Este escenario ficticio es uno de muchos que se me vienen a la cabeza luego de leer el reciente ensayo sobre inteligencia artificial (IA) de Yuval Noah Harari en ‘The Economist’. Harari toca varios puntos, pero hay uno especialmente perturbador: la capacidad de la IA para manufacturar intimidad.

Hasta ahora, la cercanía entre dos personas era un proceso que requería tiempo y dedicación emocional. No era escalable, como la comunicación de masas, ni podía multiplicarse con facilidad. La intimidad es, o era, un fenómeno uno-a-uno por naturaleza.

Pero una IA entrenada para simularla, como Cony, revienta esa ratio. De repente, un solo bot puede sostener conversaciones privadas con miles o millones de individuos, cada una personalizada de acuerdo a las especificidades del interlocutor. En esa intimidad, las personas bajan la guardia y se vuelven más sugestionables. Gary Marcus, un científico cognitivo, se refiere a la IA como una “subametralladora de desinformación”. No menos inquietante es su potencial de producir armas de intimidad masiva.

Hace diez años –en el pasado remoto– el cineasta Spike Jonze ilustró conmovedoramente la relación entre un escritor solitario y su asistente digital en la película ‘Her’ (Ella), ganadora del Óscar a mejor guion. Lo que entonces era ciencia ficción ahora es una posibilidad a la vuelta de la esquina. El filme, por cierto, aventura una respuesta a una pregunta que me ronda sobre Hugo y Cony. ¿Cambia en algo la capacidad de convencimiento de Cony si Hugo sabe que no es humana? A lo mejor no, sugiere ‘Her’. La ilusión de intimidad es más fuerte que el requisito de realidad.

 

 

No está claro que usar esta tecnología para persuadir votantes (o clientes, en el comercio) sea ilegítimo. Habrá quienes dirán que simplemente es una forma moderna de mercadeo político, una manera más efectiva de conquistar el corazón del ciudadano. Otros dirán que se presta para manipular masivamente a la gente y puede destruir la democracia. Sea como sea, tengamos por seguro que las entendederas humanas no están preparadas para asimilar la inminente industrialización de la intimidad.

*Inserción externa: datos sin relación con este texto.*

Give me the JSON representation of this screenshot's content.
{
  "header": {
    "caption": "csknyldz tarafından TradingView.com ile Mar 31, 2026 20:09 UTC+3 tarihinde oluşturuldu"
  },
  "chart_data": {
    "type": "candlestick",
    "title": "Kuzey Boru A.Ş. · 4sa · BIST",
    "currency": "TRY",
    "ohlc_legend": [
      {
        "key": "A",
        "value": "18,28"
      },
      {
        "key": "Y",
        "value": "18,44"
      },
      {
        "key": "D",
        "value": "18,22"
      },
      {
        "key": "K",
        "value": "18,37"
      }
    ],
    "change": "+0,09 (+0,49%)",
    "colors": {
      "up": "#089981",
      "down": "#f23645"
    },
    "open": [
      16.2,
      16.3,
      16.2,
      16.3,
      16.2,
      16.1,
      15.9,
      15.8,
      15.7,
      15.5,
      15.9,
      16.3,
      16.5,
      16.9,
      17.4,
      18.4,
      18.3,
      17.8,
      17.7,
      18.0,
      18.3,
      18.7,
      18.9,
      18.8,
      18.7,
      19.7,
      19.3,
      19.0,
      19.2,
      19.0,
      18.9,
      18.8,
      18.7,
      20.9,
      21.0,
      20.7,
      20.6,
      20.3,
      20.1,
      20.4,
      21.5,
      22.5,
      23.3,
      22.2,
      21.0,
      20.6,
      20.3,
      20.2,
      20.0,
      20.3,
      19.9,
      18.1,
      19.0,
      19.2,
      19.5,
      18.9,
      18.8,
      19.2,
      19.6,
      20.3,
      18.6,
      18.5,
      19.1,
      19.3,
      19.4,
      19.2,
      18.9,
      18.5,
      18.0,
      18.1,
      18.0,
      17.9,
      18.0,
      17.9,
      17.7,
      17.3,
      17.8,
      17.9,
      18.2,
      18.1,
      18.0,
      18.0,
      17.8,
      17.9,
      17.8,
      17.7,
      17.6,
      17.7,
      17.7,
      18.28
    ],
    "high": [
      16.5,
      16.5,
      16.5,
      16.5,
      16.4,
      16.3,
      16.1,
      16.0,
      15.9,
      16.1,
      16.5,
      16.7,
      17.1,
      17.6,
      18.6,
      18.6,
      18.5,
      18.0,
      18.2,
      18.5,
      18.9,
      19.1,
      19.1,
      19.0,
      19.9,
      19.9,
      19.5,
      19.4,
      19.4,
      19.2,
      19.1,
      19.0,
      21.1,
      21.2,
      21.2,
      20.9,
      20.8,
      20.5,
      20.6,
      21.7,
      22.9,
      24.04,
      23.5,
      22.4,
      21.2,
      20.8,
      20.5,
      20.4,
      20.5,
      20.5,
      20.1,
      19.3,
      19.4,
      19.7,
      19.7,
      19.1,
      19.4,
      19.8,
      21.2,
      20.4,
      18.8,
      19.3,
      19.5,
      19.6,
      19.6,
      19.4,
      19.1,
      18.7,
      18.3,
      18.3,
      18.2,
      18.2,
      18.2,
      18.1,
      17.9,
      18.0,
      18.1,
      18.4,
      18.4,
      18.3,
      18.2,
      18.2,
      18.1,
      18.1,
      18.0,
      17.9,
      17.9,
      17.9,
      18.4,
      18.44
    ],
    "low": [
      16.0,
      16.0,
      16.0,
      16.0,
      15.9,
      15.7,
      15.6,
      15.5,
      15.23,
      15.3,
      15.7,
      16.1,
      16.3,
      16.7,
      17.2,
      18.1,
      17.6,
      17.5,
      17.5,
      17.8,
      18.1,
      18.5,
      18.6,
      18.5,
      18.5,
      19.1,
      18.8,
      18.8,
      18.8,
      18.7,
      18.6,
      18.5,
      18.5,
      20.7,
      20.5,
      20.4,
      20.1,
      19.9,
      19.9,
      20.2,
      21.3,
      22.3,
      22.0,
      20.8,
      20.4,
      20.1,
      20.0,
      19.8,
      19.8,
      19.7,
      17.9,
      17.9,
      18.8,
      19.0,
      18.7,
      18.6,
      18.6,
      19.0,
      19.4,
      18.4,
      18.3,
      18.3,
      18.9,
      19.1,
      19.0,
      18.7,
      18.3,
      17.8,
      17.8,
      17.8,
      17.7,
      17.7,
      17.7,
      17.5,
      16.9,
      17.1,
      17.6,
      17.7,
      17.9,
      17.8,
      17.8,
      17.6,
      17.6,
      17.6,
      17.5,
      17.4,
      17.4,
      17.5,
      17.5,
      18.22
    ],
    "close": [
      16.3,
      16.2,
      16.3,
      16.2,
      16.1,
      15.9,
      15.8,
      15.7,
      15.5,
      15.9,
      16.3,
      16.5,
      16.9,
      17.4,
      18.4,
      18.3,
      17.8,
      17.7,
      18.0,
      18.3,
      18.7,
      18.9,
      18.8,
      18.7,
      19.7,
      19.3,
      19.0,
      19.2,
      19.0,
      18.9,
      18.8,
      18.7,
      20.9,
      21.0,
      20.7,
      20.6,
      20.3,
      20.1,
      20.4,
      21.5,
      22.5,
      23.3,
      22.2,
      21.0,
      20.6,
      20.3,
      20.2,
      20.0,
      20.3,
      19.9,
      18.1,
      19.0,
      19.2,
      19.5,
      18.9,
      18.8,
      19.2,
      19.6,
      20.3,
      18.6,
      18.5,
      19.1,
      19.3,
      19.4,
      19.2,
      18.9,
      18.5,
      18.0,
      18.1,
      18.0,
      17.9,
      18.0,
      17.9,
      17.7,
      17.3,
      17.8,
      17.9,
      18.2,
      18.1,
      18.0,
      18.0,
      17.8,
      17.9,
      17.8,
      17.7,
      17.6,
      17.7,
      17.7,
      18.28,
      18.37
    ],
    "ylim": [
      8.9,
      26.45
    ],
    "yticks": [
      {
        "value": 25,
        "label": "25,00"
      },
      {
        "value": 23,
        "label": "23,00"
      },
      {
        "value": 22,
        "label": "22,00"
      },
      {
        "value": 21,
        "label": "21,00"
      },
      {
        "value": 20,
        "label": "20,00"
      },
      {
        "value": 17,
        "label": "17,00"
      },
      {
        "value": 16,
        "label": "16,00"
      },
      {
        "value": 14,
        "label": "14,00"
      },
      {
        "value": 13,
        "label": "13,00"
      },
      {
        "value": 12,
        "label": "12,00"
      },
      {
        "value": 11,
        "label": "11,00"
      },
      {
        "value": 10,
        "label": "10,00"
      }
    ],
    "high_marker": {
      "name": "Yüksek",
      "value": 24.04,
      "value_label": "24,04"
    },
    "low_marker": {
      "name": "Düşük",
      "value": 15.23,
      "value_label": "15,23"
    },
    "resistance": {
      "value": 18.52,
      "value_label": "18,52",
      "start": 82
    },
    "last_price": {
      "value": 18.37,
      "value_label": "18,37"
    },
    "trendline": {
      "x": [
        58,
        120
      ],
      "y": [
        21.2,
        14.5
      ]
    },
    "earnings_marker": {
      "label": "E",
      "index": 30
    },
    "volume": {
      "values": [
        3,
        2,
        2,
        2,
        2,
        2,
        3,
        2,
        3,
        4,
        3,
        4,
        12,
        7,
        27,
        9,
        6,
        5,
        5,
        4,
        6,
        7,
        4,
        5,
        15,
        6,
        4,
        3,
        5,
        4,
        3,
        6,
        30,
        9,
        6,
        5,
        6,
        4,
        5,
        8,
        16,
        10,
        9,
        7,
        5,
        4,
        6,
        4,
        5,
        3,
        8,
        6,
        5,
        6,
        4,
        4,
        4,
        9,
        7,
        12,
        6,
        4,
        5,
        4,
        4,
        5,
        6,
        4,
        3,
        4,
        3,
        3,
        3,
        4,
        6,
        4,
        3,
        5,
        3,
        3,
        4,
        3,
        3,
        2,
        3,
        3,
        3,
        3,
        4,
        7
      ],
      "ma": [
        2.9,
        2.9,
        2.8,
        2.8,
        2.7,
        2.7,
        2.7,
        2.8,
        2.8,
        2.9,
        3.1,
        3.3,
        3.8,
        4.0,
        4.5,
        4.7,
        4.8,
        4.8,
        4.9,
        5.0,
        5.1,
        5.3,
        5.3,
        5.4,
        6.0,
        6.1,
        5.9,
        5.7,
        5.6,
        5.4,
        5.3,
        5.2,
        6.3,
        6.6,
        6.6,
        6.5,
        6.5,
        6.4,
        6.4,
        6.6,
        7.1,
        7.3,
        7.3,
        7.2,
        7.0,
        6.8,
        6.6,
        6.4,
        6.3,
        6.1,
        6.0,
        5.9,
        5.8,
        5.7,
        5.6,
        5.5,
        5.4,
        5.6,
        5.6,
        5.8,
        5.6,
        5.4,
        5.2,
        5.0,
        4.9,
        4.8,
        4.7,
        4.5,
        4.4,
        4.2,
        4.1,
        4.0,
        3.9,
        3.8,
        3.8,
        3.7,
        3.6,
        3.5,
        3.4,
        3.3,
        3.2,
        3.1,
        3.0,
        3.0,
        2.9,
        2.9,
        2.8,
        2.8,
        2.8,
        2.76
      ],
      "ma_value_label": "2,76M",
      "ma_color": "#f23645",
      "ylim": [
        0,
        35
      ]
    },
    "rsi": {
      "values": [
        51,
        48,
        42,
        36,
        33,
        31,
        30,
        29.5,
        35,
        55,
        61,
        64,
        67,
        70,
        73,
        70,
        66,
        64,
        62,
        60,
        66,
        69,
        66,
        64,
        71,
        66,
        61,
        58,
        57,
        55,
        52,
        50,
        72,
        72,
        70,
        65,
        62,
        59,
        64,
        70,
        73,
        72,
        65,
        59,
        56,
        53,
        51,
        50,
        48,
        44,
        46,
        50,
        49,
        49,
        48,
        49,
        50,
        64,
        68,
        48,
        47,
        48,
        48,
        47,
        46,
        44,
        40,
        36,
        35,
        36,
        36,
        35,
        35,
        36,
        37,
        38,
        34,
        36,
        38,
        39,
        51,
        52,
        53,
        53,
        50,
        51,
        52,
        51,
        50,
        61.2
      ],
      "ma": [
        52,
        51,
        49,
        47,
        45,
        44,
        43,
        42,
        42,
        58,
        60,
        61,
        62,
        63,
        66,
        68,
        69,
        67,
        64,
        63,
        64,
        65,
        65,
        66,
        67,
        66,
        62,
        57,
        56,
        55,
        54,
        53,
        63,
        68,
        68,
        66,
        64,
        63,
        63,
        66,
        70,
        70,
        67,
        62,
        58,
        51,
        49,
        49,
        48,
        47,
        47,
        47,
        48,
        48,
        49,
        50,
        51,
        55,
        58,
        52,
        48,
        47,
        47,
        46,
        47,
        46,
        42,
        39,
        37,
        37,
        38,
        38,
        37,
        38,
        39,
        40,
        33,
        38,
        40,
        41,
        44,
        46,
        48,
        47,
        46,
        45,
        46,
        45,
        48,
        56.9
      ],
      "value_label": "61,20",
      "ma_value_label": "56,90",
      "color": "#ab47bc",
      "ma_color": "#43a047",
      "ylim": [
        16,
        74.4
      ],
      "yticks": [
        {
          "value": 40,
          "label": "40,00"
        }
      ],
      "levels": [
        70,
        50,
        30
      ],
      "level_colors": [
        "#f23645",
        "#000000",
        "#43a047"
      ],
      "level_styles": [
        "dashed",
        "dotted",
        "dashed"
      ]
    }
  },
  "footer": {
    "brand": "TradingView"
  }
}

En las recientes elecciones turcas cundieron contenidos falsos para confundir a los electores. Un candidato se retiró luego de que se conoció un video sexual (otra forma de intimidad) que, según él, era un ‘ultrafalso’ (‘deepfake’), hecho con IA. La democracia distorsionada por la IA ya está aquí. Hace solo siete años que las jugarretas de Cambridge Analytica ayudaron a ganar a Donald Trump, pero aquellas artimañas parecerán hachas y lanzas de piedra al lado de lo que viene.